I don't know what you get with a HD light, but if it's something you just clamp onto a wire, and it stabs thought the wire's jacket, then no, those are junk and will quickly fail.
The Volt lights can be ordered with 4' or 25' pigtails, 14G I think. They are sealed into the brass fixture. Stripped wire on the other end.
Then you get a 12G main line, which wires to the transformer. I put my transformer, which is in a watertight box, inside a second, bigger watertight box, along with some Home Automation switches. I ran the wires out of the box, through PVC legs that sink into the dirt, hoping that extra step would help keep bugs and spiders from finding their way into the box.
The mainline snakes around the yard, to pass within range of each fixture. I passed the line pretty close to the fixture, so once spliced in, the fixture could be moved around in that 4' radius circle to adjust its coverage and/or affect on the plants or deck.
At each splice, I cut and stripped the main line, and soldered two sets of three copper, stranded wires together. This requires a medium-to-heavy duty soldering iron, because soldering three big stranded wires together needs a good bit of heat.
Then I screwed the waterproof "goo-wire-nuts" onto/over the solder joint. The nuts do help make a secondary, backup electrical connection, but primarily the solder is doing that, permanently and waterproof. The nuts keep the bare wires from coming into contact with water or moist soil.
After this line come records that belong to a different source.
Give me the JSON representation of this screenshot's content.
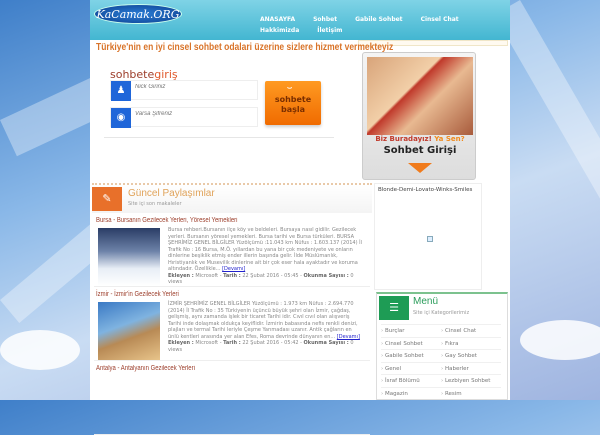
{
  "header": {
    "logo": "KaCamak.ORG",
    "nav": [
      "ANASAYFA",
      "Sohbet",
      "Gabile Sohbet",
      "Cinsel Chat",
      "Hakkimizda",
      "İletişim"
    ]
  },
  "tagline": "Türkiye'nin en iyi cinsel sohbet odalari üzerine sizlere hizmet vermekteyiz",
  "login": {
    "title_a": "sohbete",
    "title_b": "giriş",
    "nick_placeholder": "Nick Giriniz",
    "pass_placeholder": "Varsa Şifreniz",
    "button": "sohbete başla",
    "button_icon": "smile-icon"
  },
  "ad": {
    "line1a": "Biz Buradayız!",
    "line1b": "Ya Sen?",
    "line2": "Sohbet Girişi"
  },
  "posts": {
    "title": "Güncel Paylaşımlar",
    "subtitle": "Site içi son makaleler",
    "items": [
      {
        "title": "Bursa - Bursanın Gezilecek Yerleri, Yöresel Yemekleri",
        "excerpt": "Bursa rehberi.Bursanın ilçe köy ve beldeleri. Bursaya nasıl gidilir. Gezilecek yerleri. Bursanın yöresel yemekleri. Bursa tarihi ve Bursa türküleri. BURSA ŞEHRİMİZ GENEL BİLGİLER Yüzölçümü :11.043 km Nüfus : 1.603.137 (2014) İl Trafik No : 16 Bursa, M.Ö. yıllardan bu yana bir çok medeniyete ve onların dinlerine beşiklik etmiş ender illerin başında gelir. İlde Müslümanlık, Hıristiyanlık ve Musevilik dinlerine ait bir çok eser hala ayaktadır ve koruma altındadır. Özellikle...",
        "more": "[Devamı]",
        "added_label": "Ekleyen :",
        "author": "Microsoft",
        "date_label": "Tarih :",
        "date": "22 Şubat 2016 - 05:45",
        "reads_label": "Okunma Sayısı :",
        "reads": "0 views"
      },
      {
        "title": "İzmir - İzmir'in Gezilecek Yerleri",
        "excerpt": "İZMİR ŞEHRİMİZ GENEL BİLGİLER Yüzölçümü : 1.973 km Nüfus : 2.694.770 (2014) İl Trafik No : 35 Türkiyenin üçüncü büyük şehri olan İzmir, çağdaş, gelişmiş, aynı zamanda işlek bir ticaret Tarihi idir. Cıvıl cıvıl olan alışveriş Tarihi inde dolaşmak oldukça keyiflidir. İzmirin babasında nefis renkli denizi, plajları ve termal Tarihi leriyle Çeşme Yarımadası uzanır. Antik çağların en ünlü kentleri arasında yer alan Efes, Roma devrinde dünyanın en...",
        "more": "[Devamı]",
        "added_label": "Ekleyen :",
        "author": "Microsoft",
        "date_label": "Tarih :",
        "date": "22 Şubat 2016 - 05:42",
        "reads_label": "Okunma Sayısı :",
        "reads": "0 views"
      },
      {
        "title": "Antalya - Antalyanın Gezilecek Yerleri"
      }
    ]
  },
  "widget": {
    "caption": "Blonde-Demi-Lovato-Winks-Smiles"
  },
  "menu": {
    "title": "Menü",
    "subtitle": "Site içi Kategorilerimiz",
    "items": [
      "Burçlar",
      "Cinsel Chat",
      "Cinsel Sohbet",
      "Fıkra",
      "Gabile Sohbet",
      "Gay Sohbet",
      "Genel",
      "Haberler",
      "İsraf Bölümü",
      "Lezbiyen Sohbet",
      "Magazin",
      "Resim"
    ]
  }
}
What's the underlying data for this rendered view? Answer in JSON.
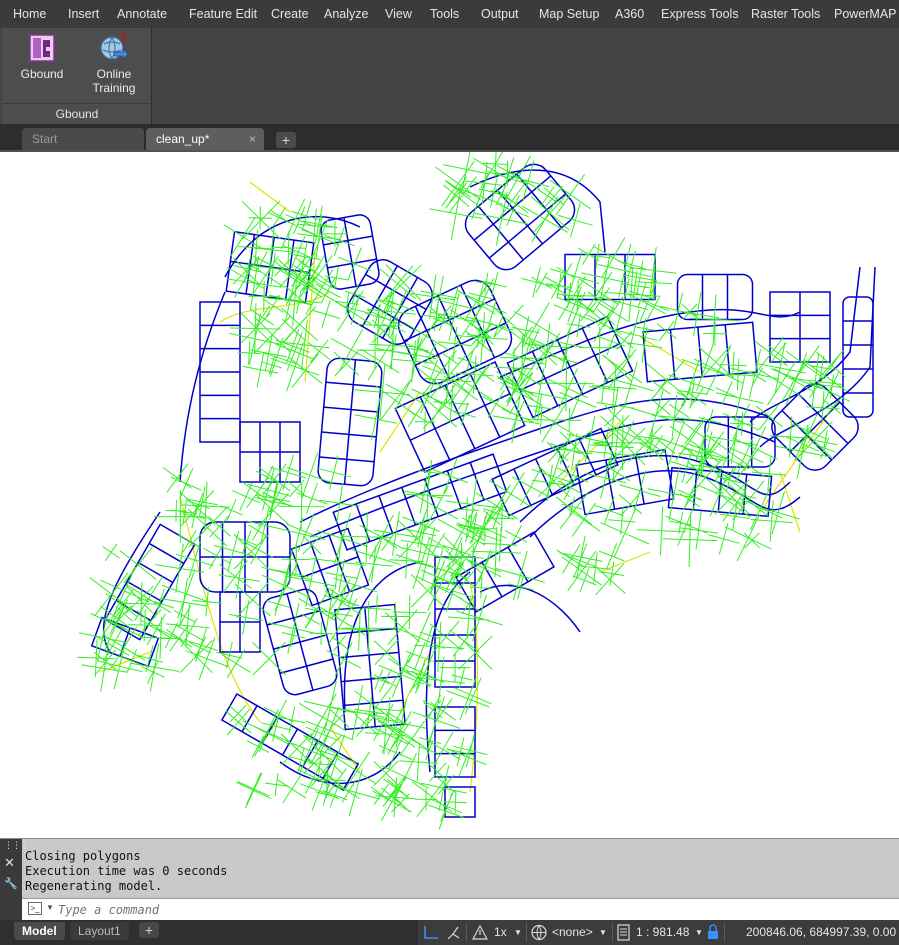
{
  "menu": {
    "items": [
      "Home",
      "Insert",
      "Annotate",
      "Feature Edit",
      "Create",
      "Analyze",
      "View",
      "Tools",
      "Output",
      "Map Setup",
      "A360",
      "Express Tools",
      "Raster Tools",
      "PowerMAP"
    ]
  },
  "ribbon": {
    "panel_title": "Gbound",
    "buttons": [
      {
        "label": "Gbound",
        "icon": "gbound-icon"
      },
      {
        "label_line1": "Online",
        "label_line2": "Training",
        "icon": "online-training-icon"
      }
    ]
  },
  "file_tabs": {
    "start": "Start",
    "active": "clean_up*",
    "close_glyph": "×",
    "add_glyph": "+"
  },
  "colors": {
    "parcel_lines": "#0000cc",
    "topology_marks": "#33ee22",
    "centerlines": "#e8e000",
    "ribbon_bg": "#444444",
    "command_bg": "#c9c9c9"
  },
  "command": {
    "history": [
      "Closing polygons",
      "Execution time was 0 seconds",
      "Regenerating model."
    ],
    "placeholder": "Type a command",
    "close_glyph": "✕",
    "settings_glyph": "🔧"
  },
  "status": {
    "layout_tabs": [
      "Model",
      "Layout1"
    ],
    "add_glyph": "+",
    "annotation_scale": "1x",
    "workspace": "<none>",
    "scale": "1 : 981.48",
    "coordinates": "200846.06, 684997.39, 0.00"
  }
}
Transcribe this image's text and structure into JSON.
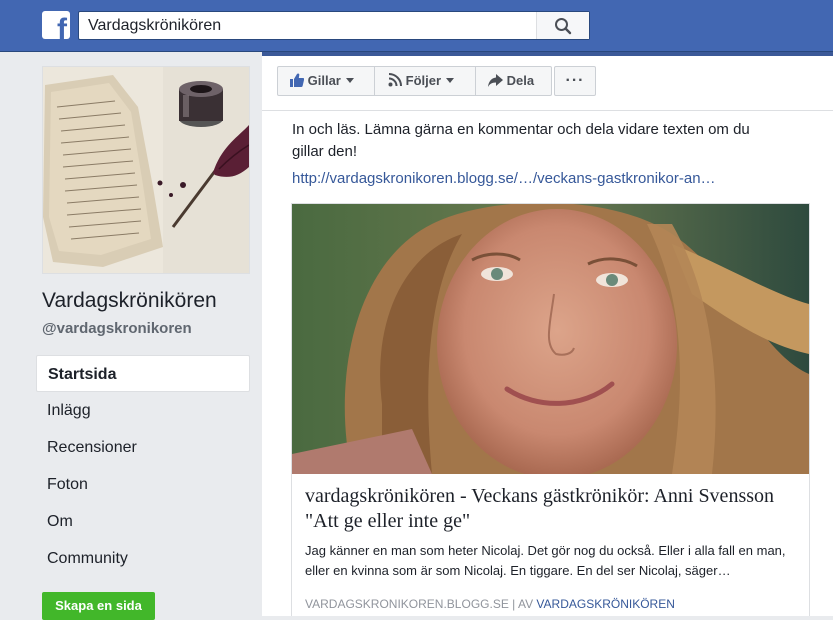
{
  "topbar": {
    "logo_letter": "f",
    "search_value": "Vardagskrönikören"
  },
  "page": {
    "name": "Vardagskrönikören",
    "handle": "@vardagskronikoren"
  },
  "nav": {
    "items": [
      {
        "label": "Startsida"
      },
      {
        "label": "Inlägg"
      },
      {
        "label": "Recensioner"
      },
      {
        "label": "Foton"
      },
      {
        "label": "Om"
      },
      {
        "label": "Community"
      }
    ],
    "create_page_label": "Skapa en sida"
  },
  "actions": {
    "like_label": "Gillar",
    "follow_label": "Följer",
    "share_label": "Dela",
    "more_label": "···"
  },
  "post": {
    "text": "In och läs. Lämna gärna en kommentar och dela vidare texten om du gillar den!",
    "link": "http://vardagskronikoren.blogg.se/…/veckans-gastkronikor-an…",
    "preview": {
      "title": "vardagskrönikören - Veckans gästkrönikör: Anni Svensson \"Att ge eller inte ge\"",
      "description": "Jag känner en man som heter Nicolaj. Det gör nog du också. Eller i alla fall en man, eller en kvinna som är som Nicolaj. En tiggare. En del ser Nicolaj, säger…",
      "source_domain": "VARDAGSKRONIKOREN.BLOGG.SE",
      "source_separator": " | AV ",
      "source_author": "VARDAGSKRÖNIKÖREN"
    }
  },
  "colors": {
    "topbar": "#4267b2",
    "link": "#365899",
    "create_button": "#42b72a",
    "background": "#e9ebee"
  },
  "icons": [
    "facebook-logo-icon",
    "search-icon",
    "thumbs-up-icon",
    "rss-follow-icon",
    "share-arrow-icon",
    "more-dots-icon"
  ]
}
A also strategically placed several big loops of the mainline around the yard, so I'd have some slack to adjust its path. And then I zip-tied the mainline and pigtails nice and neat, usually attaching them to the existing irrigation drip line. The logic there was, now that the connections are bulletproof, the next failure point is me driving a shovel through the line! I figured if it was strapped to the drip tubing, I'd be less likely to forget where it was, and less likely to accidentally slice it in half.
Some of the lights screw into the plastic stakes that Volt sells. They also sell brass risers of various lengths, but I made my own out of electrical PVC. I spray painted them to match the brass, but could have left them grey. Both the fixtures and risers tend to visually fade into the landscaping pretty well. The brass develops a patina that disguises it further, they don't stay their original color for long. That didn't bother me. I suppose you could coat them with something if you wanted to preserve the color. While technically tha patina is a type of corrosion, the lights are not made out of sheet metal. They are cast brass, and quite heavy. I can't even guess how many years it would take for them to break down. I have many that are in the path of sprinklers, which I'm not concerned about at all.